Recent slowdown in trade growth was not only caused by lower global demand and the decline in commodity prices, but was also due to two underlying structural causes in the last two decades.
fter almost 70 years of trade liberalization, trade has been challenged. Global trade contracted by 10.6 percent and 2.3 percent in 2015 and 2016, respectively, and many claim the contraction was due to shifting exchange rates and falling commodity prices.
In terms of volume, global trade recorded growth of 2.8 percent in 2015 and 2016. The multilateral system has been questioned, and even bilateral and regional free trade agreements (FTAs), perceived as alternatives to the multilateral system, have been defied.
However, the trade slowdown has taken place over the course of decades, even before the global financial crisis in 2008 and the recent declines in commodity prices. Trade growth is slowing down and the role of trade in GDP is falling.
Growth reached double digit figures in the three decades from 1960 to 1990. In the 1990s, the growth trend declined slightly to about 10 percent and then dropped further to between 6 and 10 percent in the 2000s.

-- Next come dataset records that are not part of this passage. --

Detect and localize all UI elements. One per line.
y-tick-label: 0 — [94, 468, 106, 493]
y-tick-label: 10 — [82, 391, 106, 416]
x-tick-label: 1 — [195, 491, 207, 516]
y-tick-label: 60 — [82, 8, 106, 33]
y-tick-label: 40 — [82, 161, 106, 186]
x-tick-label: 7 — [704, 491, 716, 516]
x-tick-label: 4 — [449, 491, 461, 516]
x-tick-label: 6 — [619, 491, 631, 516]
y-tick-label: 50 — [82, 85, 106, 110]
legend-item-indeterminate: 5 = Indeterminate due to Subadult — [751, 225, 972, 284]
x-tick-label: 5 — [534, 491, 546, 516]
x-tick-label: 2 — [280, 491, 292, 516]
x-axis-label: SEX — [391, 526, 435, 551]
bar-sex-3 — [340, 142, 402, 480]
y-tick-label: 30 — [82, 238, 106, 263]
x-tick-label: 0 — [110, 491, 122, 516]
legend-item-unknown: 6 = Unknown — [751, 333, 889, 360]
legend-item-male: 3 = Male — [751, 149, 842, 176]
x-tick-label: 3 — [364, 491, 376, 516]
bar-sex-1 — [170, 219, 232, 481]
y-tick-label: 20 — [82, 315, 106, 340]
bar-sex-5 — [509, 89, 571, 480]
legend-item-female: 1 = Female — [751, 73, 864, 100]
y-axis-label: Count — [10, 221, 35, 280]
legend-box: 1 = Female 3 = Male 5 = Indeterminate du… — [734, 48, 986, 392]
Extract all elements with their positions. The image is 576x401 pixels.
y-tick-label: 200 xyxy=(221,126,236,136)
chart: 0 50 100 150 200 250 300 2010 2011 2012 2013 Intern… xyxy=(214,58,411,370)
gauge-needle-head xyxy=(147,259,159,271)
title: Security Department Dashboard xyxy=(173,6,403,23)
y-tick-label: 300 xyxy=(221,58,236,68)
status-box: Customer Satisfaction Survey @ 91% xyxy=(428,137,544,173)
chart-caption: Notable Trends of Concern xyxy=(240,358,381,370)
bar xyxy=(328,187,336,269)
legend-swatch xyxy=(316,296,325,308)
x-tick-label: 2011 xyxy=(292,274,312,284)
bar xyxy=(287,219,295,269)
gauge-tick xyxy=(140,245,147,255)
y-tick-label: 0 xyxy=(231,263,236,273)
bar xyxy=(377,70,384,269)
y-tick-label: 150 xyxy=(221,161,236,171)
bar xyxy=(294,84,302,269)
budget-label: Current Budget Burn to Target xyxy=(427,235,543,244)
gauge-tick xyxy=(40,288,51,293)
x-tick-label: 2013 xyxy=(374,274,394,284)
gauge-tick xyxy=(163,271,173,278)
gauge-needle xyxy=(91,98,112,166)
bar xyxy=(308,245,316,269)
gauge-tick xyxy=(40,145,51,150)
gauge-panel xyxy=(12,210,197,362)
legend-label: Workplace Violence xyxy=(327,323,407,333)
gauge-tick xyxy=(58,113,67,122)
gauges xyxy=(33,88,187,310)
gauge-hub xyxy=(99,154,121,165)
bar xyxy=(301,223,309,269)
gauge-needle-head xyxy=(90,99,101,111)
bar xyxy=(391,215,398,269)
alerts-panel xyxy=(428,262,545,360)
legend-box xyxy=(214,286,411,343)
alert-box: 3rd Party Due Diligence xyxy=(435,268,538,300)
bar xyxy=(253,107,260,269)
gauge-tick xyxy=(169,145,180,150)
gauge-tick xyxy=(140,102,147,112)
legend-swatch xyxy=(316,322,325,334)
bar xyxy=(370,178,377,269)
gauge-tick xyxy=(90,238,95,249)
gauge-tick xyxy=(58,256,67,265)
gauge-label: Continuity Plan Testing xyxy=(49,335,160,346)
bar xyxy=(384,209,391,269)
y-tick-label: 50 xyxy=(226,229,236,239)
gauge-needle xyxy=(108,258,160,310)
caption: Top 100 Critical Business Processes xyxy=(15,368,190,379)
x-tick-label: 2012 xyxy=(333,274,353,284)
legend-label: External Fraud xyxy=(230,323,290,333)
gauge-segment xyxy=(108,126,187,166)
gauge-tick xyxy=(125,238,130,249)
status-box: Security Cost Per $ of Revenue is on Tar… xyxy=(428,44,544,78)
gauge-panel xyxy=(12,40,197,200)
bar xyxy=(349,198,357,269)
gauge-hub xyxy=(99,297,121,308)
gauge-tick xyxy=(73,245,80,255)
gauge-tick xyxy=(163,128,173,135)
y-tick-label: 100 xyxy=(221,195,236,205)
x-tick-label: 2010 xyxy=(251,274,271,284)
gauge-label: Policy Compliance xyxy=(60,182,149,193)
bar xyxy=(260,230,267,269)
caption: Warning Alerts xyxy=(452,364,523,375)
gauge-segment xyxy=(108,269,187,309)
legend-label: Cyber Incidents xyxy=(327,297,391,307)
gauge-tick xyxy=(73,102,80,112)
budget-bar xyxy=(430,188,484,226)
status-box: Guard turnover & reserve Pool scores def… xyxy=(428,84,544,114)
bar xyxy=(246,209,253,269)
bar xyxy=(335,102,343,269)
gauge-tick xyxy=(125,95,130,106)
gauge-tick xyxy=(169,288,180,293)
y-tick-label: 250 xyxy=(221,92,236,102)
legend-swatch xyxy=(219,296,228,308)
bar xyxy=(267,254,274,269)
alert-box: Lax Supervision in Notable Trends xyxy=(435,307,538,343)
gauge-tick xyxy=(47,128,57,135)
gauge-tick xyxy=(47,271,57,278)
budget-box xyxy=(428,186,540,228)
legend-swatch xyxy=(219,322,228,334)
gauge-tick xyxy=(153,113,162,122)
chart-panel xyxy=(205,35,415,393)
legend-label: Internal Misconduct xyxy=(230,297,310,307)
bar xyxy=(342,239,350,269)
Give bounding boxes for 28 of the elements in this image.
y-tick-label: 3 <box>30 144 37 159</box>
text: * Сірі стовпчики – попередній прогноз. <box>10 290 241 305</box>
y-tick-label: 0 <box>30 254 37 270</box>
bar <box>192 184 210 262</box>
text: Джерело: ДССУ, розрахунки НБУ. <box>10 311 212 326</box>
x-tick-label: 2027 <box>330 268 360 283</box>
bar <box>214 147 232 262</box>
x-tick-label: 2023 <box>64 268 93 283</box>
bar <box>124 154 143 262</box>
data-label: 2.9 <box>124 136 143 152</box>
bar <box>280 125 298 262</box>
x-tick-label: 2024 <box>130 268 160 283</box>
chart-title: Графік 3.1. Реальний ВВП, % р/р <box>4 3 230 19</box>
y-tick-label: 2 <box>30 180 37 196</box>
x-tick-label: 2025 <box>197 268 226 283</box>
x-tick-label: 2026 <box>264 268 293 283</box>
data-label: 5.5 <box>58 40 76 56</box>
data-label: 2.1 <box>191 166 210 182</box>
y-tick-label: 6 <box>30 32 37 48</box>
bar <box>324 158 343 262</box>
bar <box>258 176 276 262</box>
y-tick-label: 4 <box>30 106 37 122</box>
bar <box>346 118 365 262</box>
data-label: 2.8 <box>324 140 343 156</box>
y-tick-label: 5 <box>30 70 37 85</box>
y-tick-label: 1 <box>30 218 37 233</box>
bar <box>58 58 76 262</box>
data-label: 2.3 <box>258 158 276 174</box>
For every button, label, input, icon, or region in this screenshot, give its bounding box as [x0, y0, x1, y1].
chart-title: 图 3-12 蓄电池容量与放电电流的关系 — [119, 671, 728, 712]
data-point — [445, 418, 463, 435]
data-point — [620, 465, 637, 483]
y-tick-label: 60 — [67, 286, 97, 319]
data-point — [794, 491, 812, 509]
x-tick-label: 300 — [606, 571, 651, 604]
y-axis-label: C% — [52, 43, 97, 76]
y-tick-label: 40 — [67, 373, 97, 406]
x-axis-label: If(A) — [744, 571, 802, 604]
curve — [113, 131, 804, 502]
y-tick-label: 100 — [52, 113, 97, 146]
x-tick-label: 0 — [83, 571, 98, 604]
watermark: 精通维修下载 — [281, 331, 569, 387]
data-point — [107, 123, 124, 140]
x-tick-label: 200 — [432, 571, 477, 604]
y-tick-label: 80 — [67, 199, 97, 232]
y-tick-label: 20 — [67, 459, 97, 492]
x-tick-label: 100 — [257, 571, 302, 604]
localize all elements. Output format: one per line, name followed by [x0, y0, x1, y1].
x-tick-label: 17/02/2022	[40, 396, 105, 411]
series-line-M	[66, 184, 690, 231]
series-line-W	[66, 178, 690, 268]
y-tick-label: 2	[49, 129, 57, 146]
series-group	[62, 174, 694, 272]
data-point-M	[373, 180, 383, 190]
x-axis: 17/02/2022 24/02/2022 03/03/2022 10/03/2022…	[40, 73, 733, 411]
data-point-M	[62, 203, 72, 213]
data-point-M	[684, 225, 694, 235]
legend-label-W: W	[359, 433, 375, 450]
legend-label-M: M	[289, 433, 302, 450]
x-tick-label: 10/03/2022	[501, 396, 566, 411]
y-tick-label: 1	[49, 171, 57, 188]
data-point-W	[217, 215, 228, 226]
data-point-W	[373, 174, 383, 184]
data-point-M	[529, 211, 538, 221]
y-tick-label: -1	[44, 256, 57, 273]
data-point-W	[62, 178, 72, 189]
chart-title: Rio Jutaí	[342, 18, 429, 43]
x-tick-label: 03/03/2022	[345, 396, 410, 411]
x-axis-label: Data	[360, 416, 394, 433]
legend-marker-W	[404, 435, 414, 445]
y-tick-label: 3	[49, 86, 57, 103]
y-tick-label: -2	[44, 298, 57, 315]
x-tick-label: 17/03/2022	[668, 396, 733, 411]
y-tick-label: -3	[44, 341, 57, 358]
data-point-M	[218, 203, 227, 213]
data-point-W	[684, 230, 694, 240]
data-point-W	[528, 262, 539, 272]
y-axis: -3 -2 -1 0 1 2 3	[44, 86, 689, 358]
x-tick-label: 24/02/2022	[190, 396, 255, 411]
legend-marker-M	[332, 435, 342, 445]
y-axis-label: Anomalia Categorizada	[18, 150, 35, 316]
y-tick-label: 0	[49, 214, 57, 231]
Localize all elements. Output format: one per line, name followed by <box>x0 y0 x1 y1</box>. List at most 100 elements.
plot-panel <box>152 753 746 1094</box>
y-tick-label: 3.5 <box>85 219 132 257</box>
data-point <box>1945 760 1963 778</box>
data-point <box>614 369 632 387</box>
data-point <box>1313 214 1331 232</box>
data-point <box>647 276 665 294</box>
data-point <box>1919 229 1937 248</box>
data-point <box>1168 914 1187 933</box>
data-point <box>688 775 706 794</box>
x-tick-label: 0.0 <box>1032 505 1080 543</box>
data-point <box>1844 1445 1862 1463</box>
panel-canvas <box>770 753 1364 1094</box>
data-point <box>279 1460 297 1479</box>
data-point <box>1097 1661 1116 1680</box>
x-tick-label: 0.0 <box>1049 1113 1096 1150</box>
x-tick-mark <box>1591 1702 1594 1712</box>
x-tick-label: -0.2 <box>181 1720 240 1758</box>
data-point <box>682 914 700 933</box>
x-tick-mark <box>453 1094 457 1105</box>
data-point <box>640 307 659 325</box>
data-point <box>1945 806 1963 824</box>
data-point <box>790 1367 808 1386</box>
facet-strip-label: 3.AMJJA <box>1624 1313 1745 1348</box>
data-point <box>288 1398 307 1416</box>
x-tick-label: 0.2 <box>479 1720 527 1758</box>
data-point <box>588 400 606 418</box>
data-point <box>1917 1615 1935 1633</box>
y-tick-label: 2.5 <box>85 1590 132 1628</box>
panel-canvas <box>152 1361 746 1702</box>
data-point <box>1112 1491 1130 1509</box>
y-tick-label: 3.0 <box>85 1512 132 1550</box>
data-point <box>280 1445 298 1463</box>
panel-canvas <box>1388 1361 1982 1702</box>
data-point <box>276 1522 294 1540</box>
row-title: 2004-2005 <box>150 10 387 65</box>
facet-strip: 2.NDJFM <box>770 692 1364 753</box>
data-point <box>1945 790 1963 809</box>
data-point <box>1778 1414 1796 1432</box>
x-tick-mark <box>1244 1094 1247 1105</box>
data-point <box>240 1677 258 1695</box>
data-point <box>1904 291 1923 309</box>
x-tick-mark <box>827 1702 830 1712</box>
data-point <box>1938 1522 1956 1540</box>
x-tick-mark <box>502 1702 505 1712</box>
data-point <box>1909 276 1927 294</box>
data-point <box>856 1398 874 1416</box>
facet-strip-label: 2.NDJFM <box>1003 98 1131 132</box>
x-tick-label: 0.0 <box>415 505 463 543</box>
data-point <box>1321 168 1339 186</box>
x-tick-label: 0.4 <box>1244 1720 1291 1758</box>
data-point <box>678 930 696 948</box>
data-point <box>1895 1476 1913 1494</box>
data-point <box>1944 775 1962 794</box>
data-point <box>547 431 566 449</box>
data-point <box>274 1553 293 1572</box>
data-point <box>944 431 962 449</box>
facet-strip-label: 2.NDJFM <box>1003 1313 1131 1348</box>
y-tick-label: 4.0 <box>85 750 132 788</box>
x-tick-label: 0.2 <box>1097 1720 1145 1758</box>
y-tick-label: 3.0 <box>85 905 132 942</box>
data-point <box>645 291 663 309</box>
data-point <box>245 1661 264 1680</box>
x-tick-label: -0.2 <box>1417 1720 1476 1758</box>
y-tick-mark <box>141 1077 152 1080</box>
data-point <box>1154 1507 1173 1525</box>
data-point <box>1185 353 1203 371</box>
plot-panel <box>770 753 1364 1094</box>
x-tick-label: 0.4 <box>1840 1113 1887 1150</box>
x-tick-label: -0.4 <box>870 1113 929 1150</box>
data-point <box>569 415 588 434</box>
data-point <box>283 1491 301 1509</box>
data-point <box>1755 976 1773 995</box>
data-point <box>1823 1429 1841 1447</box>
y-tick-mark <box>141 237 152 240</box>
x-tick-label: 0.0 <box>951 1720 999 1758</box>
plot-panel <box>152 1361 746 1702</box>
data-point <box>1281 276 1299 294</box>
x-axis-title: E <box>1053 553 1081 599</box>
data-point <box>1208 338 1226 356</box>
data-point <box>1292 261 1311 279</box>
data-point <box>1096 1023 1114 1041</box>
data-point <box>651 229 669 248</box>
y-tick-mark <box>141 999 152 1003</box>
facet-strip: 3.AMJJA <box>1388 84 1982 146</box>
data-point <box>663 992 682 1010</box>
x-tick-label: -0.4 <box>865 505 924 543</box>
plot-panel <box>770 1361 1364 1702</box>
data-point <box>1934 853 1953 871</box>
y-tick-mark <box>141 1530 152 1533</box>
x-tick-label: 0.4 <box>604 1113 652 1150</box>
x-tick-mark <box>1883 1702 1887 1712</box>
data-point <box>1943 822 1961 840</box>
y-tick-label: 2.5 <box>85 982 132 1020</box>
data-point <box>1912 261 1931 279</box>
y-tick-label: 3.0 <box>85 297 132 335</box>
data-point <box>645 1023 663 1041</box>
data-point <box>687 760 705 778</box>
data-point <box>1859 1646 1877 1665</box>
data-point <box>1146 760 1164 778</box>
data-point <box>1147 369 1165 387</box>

Since the global financial crisis, trade growth has declined considerably. The average annual growth of global trade, which reached 5.4 percent during the 1990 to 2004 period, declined to 4.8 percent in the period between 2005 and 2016.
What we should pay more attention to is that the recent slowdown in trade growth was not only caused by lower global demand and the decline in commodity prices, but was also due to two underlying structural causes in the last two decades: (i) the slow growth of productivity and innovation, and (ii) the maturity of global value chains.
Recently, on the sidelines of The Organization for Economic Co-operation and Development (OECD) ministerial meeting, Australia and the director general of the World Trade Organization (WTO) initiated an informal WTO meeting in Paris on May 31.